I want to state without disclaimers: I WILL read your script, novel, poem, short story, or other scribblings, IF you will just leave it on your kitchen table. Put out some cookies (preferably oatmeal raisin, so I can feel like I’m eating healthy) and milk. Make sure the back door is unlocked. Go to sleep. I will creep in during the night, read your work, critique it, and slip back out again. I promise not to steal anything, unless your cookies suck.
Seriously, though, I agree with both Sanford and Scalzi. But I’d like to add a few points, re-emphasize a couple of others, about sending requests to writers.
- Some writers supplement their income with critique or teaching services, so it’s unreasonable to expect them to read your work for free. My own policy is, with a few exceptions, to expect payment for services rendered, when those services are going to take more than 15 to 30 minutes of my time. It’s different in situations where I’m just skimming in order to offer advice about agents and the like. (But in these cases, it certainly helps if you come with a referral from someone I know, rather than just out of the blue.)

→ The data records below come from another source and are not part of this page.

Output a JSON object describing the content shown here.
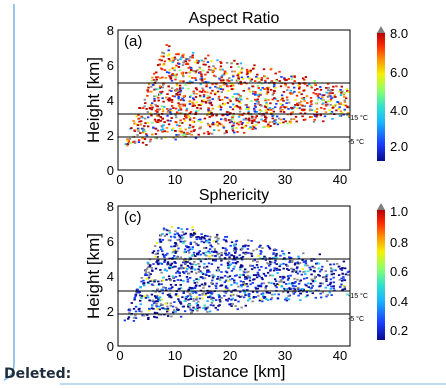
{
  "panels": [
    {
      "title": "Aspect Ratio",
      "tag": "(a)",
      "ylabel": "Height [km]",
      "xlabel": "",
      "xticks": [
        "0",
        "10",
        "20",
        "30",
        "40"
      ],
      "yticks": [
        "0",
        "2",
        "4",
        "6",
        "8"
      ],
      "iso_labels": [
        "-15 °C",
        "-5 °C"
      ],
      "colorbar": {
        "ticks": [
          "2.0",
          "4.0",
          "6.0",
          "8.0"
        ],
        "range": [
          1.0,
          8.0
        ],
        "colors": [
          "#0a0a8c",
          "#1a3cff",
          "#19b4ff",
          "#2fe0d0",
          "#8cff6e",
          "#f5f000",
          "#ff8c00",
          "#ff2a00",
          "#b80000"
        ]
      }
    },
    {
      "title": "Sphericity",
      "tag": "(c)",
      "ylabel": "Height [km]",
      "xlabel": "Distance [km]",
      "xticks": [
        "0",
        "10",
        "20",
        "30",
        "40"
      ],
      "yticks": [
        "0",
        "2",
        "4",
        "6",
        "8"
      ],
      "iso_labels": [
        "-15 °C",
        "-5 °C"
      ],
      "colorbar": {
        "ticks": [
          "0.2",
          "0.4",
          "0.6",
          "0.8",
          "1.0"
        ],
        "range": [
          0.1,
          1.0
        ],
        "colors": [
          "#0a0a8c",
          "#1a3cff",
          "#19b4ff",
          "#2fe0d0",
          "#8cff6e",
          "#f5f000",
          "#ff8c00",
          "#ff2a00",
          "#b80000"
        ]
      }
    }
  ],
  "footer": {
    "label": "Deleted:"
  }
}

- The chance a writer will respond to you depends not just on workload but on how much email they receive from readers already. Not including professional correspondence with people I already know (probably 700 to 1,000 emails a week), I get probably about 10 to 15 emails from readers a week, plus another 10 to 12 requests for something, plus another dozen queries from editors, interviewers, and then another 20 or so emails via Facebook, etc. That’s a lot to deal with. Imagine being Neil Gaiman and getting, probably 200 emails a day of that nature, plus all of his normal daily correspondence. So, pick your spots.

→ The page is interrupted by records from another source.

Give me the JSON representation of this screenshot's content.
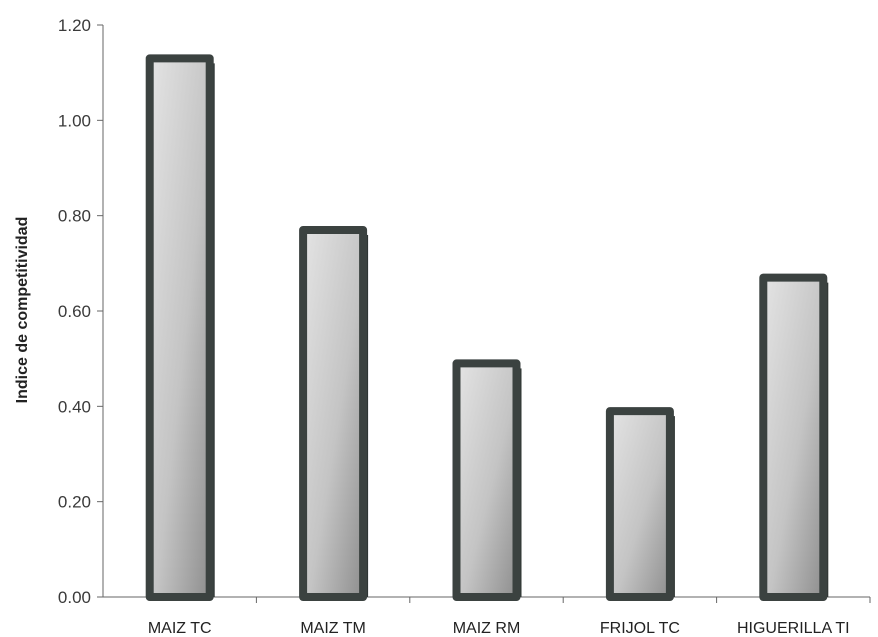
{
  "chart_data": {
    "type": "bar",
    "title": "",
    "xlabel": "",
    "ylabel": "Indice de competitividad",
    "categories": [
      "MAIZ TC",
      "MAIZ TM",
      "MAIZ RM",
      "FRIJOL TC",
      "HIGUERILLA TI"
    ],
    "values": [
      1.13,
      0.77,
      0.49,
      0.39,
      0.67
    ],
    "ylim": [
      0,
      1.2
    ],
    "yticks": [
      "0.00",
      "0.20",
      "0.40",
      "0.60",
      "0.80",
      "1.00",
      "1.20"
    ],
    "grid": false,
    "legend": "none",
    "colors": {
      "bar_outline": "#3b4240",
      "bar_fill_light": "#dcdcdc",
      "bar_fill_dark": "#9a9a9a",
      "axis": "#666666"
    }
  }
}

- Don’t expect me to write your research paper for you. I get a fair number of students who expect me to answer very general questions about my work so they can finish their research papers. I don’t mind a couple of specific questions, but something like “Can you explain what you were trying to do with City of Saints?” is tiresome and lazy. This pisses me off more than anything, frankly.

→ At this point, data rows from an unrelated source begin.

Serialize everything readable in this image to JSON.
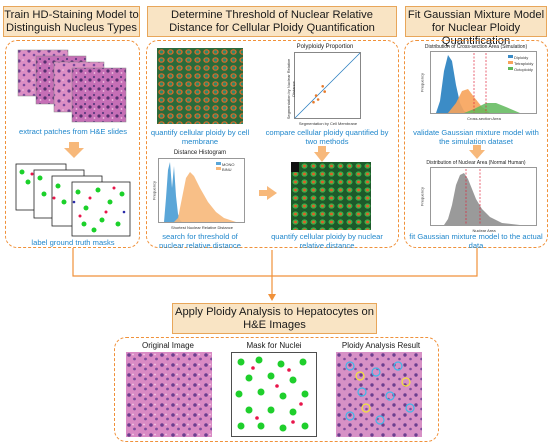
{
  "colors": {
    "orange": "#f0913a",
    "title_bg": "#f9e4c4",
    "caption": "#2288cc"
  },
  "titles": {
    "left": "Train HD-Staining Model to Distinguish Nucleus Types",
    "middle": "Determine Threshold of Nuclear Relative Distance for Cellular Ploidy Quantification",
    "right": "Fit Gaussian Mixture Model for Nuclear Ploidy Quantification",
    "bottom": "Apply Ploidy Analysis to Hepatocytes on H&E Images"
  },
  "left": {
    "cap1": "extract patches from H&E slides",
    "cap2": "label ground truth masks"
  },
  "middle": {
    "cap_membrane": "quantify cellular ploidy by cell membrane",
    "cap_compare": "compare cellular ploidy quantified by two methods",
    "cap_search": "search for threshold of nuclear relative distance",
    "cap_nuclear": "quantify cellular ploidy by nuclear relative distance",
    "scatter": {
      "title": "Polyploidy Proportion",
      "xlabel": "Segmentation by Cell Membrane",
      "ylabel": "Segmentation by Nuclear Relative Distance",
      "chart_data": {
        "type": "scatter",
        "x": [
          0.28,
          0.32,
          0.35,
          0.42,
          0.45
        ],
        "y": [
          0.24,
          0.34,
          0.28,
          0.48,
          0.4
        ]
      }
    },
    "hist": {
      "title": "Distance Histogram",
      "xlabel": "Shortest Nuclear Relative Distance",
      "ylabel": "Frequency",
      "legend": [
        "MONO",
        "BINU"
      ]
    }
  },
  "right": {
    "cap1": "validate Gaussian mixture model with the simulation dataset",
    "cap2": "fit Gaussian mixture model to the actual data",
    "chart1": {
      "title": "Distribution of Cross-section Area (Simulation)",
      "xlabel": "Cross-section Area",
      "ylabel": "Frequency",
      "legend": [
        "Diploidy",
        "Tetraploidy",
        "Octoploidy"
      ]
    },
    "chart2": {
      "title": "Distribution of Nuclear Area (Normal Human)",
      "xlabel": "Nuclear Area",
      "ylabel": "Frequency"
    }
  },
  "bottom": {
    "labels": [
      "Original Image",
      "Mask for Nuclei",
      "Ploidy Analysis Result"
    ]
  }
}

- Understand that silence from me, or any writer, might mean I didn’t have time or the email didn’t go through. Because I get so much email to my hotmail account, I suggest a polite follow-up in two or three weeks. Sometimes I meant to respond and just got caught up in things.
- Be as specific in your request as possible, and show that you’re a professional in your mindset. By this I mean, if you query me or any writer with something along the lines of “I’ve written 10k of a novel and I love your work and here it is, I thought you could tell me I’m on the right track,” I’m going to ignore that. If you say “I’ve finished a novel. Here’s a brief summary. I’ve researched agents and narrowed it down to X, Y, and Z” and then ask something specific, hey, I might answer that.
But there’s another point that’s not really been brought up. I respond to a high percentage of queries and requests because it’s beneficial to me. For better or worse–sometimes I think people take me for granted as a result–I don’t see the professional writer as up on a hill somewhere with the peons all down below. I see the spectrum of experience as a hierarchy, yes, and one that needs to be respected in many ways, but not in terms of the crosspollination that occurs from interacting with new and emerging writers.
In other words, I get a great deal of benefit from keeping my finger on the pulse of what’s going on out there. As I’ve remarked before, having a sense of who is coming up through the ranks, discovering an amazing manuscript, or whatever–these things are not just ways of paying back to the community, they’re ways of keeping myself plugged in to what’s relevant. And, several times, I’ve been happy to find that people have actually appreciated what I’ve done and helped me out, too. I would hate to lose that connectivity and that synergy by putting too high a wall between myself and other writers.
In short, one way of paying back and being a useful member of the community is using your leverage on other people’s behalf (something Scalzi does on a regular basis, btw). Sometimes I’m too busy to be of use. Sometimes I just need down time. But we are a community, and it’s important to remember that.